Dr. Varshney is an IBM Fellow, based at the Thomas J. Watson Research Center, Yorktown Heights, NY, where he heads the Trustworthy Machine Intelligence and Human-Centered AI teams. He was a visiting scientist at IBM Research - Africa, Nairobi, Kenya in 2019. He applies data science and predictive analytics to human capital management, healthcare, olfaction, computational creativity, public affairs, international development, and algorithmic fairness, which has led to the Extraordinary IBM Research Technical Accomplishment for contributions to workforce innovation and enterprise transformation, IBM Corporate Technical Awards for Trustworthy AI and for AI-Powered Employee Journey, and the IEEE Signal Processing Society’s 2023 Industrial Innovation Award.
He and his team created several well-known open-source toolkits, including AI Fairness 360, AI Explainability 360, Uncertainty Quantification 360, and AI FactSheets 360. AI Fairness 360 has been recognized by the Harvard Kennedy School's Belfer Center as a tech spotlight runner-up and by the Falling Walls Science Symposium as a winning science and innovation management breakthrough.
He conducts academic research on the theory and methods of trustworthy machine learning. His work has been recognized through paper awards at the Fusion 2009, SOLI 2013, KDD 2014, and SDM 2015 conferences and the 2019 Computing Community Consortium / Schmidt Futures Computer Science for Social Good White Paper Competition. He independently-published a book entitled 'Trustworthy Machine Learning' in 2022, available at http://www.
<2nd Lecture>
Date: April 17th, 2024. (13:00~14:00)
Venue: Building 43-2, Room No. B-102.
Speaker: Prof.

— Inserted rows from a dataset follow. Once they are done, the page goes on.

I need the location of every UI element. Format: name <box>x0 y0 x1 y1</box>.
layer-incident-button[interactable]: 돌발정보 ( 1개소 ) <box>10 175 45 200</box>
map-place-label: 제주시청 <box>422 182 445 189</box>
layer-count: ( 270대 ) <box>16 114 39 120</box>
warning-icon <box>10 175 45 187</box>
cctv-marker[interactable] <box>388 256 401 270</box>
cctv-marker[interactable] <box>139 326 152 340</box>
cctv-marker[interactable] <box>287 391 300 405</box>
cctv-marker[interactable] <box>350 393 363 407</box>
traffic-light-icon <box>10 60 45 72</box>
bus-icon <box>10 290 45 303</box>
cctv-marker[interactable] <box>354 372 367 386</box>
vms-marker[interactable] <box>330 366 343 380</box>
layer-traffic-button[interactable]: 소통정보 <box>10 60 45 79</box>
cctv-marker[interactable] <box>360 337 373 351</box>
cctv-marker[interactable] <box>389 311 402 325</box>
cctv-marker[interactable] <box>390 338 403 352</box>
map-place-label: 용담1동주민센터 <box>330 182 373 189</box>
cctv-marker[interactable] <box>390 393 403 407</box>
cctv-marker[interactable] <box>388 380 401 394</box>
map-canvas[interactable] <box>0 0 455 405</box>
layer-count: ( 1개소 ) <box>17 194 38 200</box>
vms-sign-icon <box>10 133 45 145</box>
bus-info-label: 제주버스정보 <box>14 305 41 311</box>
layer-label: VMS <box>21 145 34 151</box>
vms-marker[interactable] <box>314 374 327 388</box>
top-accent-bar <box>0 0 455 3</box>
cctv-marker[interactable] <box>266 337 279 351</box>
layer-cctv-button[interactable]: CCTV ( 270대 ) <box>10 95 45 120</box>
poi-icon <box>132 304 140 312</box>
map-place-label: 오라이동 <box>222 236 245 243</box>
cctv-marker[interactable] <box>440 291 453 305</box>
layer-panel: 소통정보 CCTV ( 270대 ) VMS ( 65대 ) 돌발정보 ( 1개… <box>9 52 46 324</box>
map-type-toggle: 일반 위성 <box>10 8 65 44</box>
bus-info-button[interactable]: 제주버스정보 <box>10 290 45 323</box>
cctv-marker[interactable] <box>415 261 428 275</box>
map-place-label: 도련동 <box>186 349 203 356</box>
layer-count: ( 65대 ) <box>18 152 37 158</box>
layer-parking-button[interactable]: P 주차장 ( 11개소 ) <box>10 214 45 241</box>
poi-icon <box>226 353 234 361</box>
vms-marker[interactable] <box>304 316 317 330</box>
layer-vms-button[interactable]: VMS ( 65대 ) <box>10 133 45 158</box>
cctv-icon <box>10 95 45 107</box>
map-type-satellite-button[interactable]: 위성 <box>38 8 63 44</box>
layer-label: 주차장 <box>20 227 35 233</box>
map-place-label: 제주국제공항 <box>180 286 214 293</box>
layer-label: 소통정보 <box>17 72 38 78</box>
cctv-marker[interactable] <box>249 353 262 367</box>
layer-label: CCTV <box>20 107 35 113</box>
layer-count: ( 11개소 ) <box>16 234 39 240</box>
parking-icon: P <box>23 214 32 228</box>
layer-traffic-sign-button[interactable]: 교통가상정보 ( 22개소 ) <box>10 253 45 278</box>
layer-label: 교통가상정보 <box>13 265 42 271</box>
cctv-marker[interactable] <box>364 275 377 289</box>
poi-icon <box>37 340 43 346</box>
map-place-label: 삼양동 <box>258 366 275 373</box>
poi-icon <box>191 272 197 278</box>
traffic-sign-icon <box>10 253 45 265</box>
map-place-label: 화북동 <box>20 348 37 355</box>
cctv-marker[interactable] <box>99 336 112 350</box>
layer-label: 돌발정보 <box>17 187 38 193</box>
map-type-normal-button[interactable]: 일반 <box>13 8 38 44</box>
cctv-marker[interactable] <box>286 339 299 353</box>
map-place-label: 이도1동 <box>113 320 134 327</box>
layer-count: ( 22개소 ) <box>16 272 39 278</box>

William Wang (University of California, Santa Barbara)
Title: Principles of Reasoning: Designing Compositional and Collaborative Generative AIs
Abstract:
A majority of existing research in large language models and generative AI systems focuses on scaling and engineering. In this talk, I argue that we need a principled understanding of the science of generative AI, in particular, to understand the reasoning ability of large language models. First, I present a Bayesian latent variable approach to enhancing in-context learning in large language models (LLMs) through optimal demonstration selection, demonstrating substantial improvements across various text classification tasks. Second, I argue that modern generative AI systems must be modular and collaborative to solve complex reasoning problems. I will introduce Logic-LM, a locally grounded neuro-symbolic framework that synergizes LLMs with symbolic solvers, significantly boosting logical problem-solving abilities. We will also briefly elaborate on how to build neuro-symbolic solutions to improve the compositionality in text-to-image systems. Our observations indicate that the future of generative AI is modular and collaborative, as opposed to a single-model system.
Bio:
William Wang is Mellichamp Professor of Artificial Intelligence and Director of the UCSB Center for Responsible Machine Learning, UCSB Mind and Machine Intelligence Initiative, and the UCSB Natural Language Processing Group. His Ph.D. was from Carnegie Mellon University. His interests include the science of large language models and generative AIs, vision and language, neuro-symbolic reasoning, and responsible AI. He was recognized with several awards, including the Pierre-Simon Laplace Award by IEEE SPS (2024), the CRA Undergraduate Research Faculty Mentoring Award (2023), the British Computer Society - Karen Spärck Jones Award (2022), and the NSF CAREER Award in 2021. Dr. Wang was also listed among IEEE AI’s 10 to Watch in 2020 and has received accolades for his research, including the CVPR Best Student Paper Award in 2019 and the DARPA Young Faculty Award in 2018.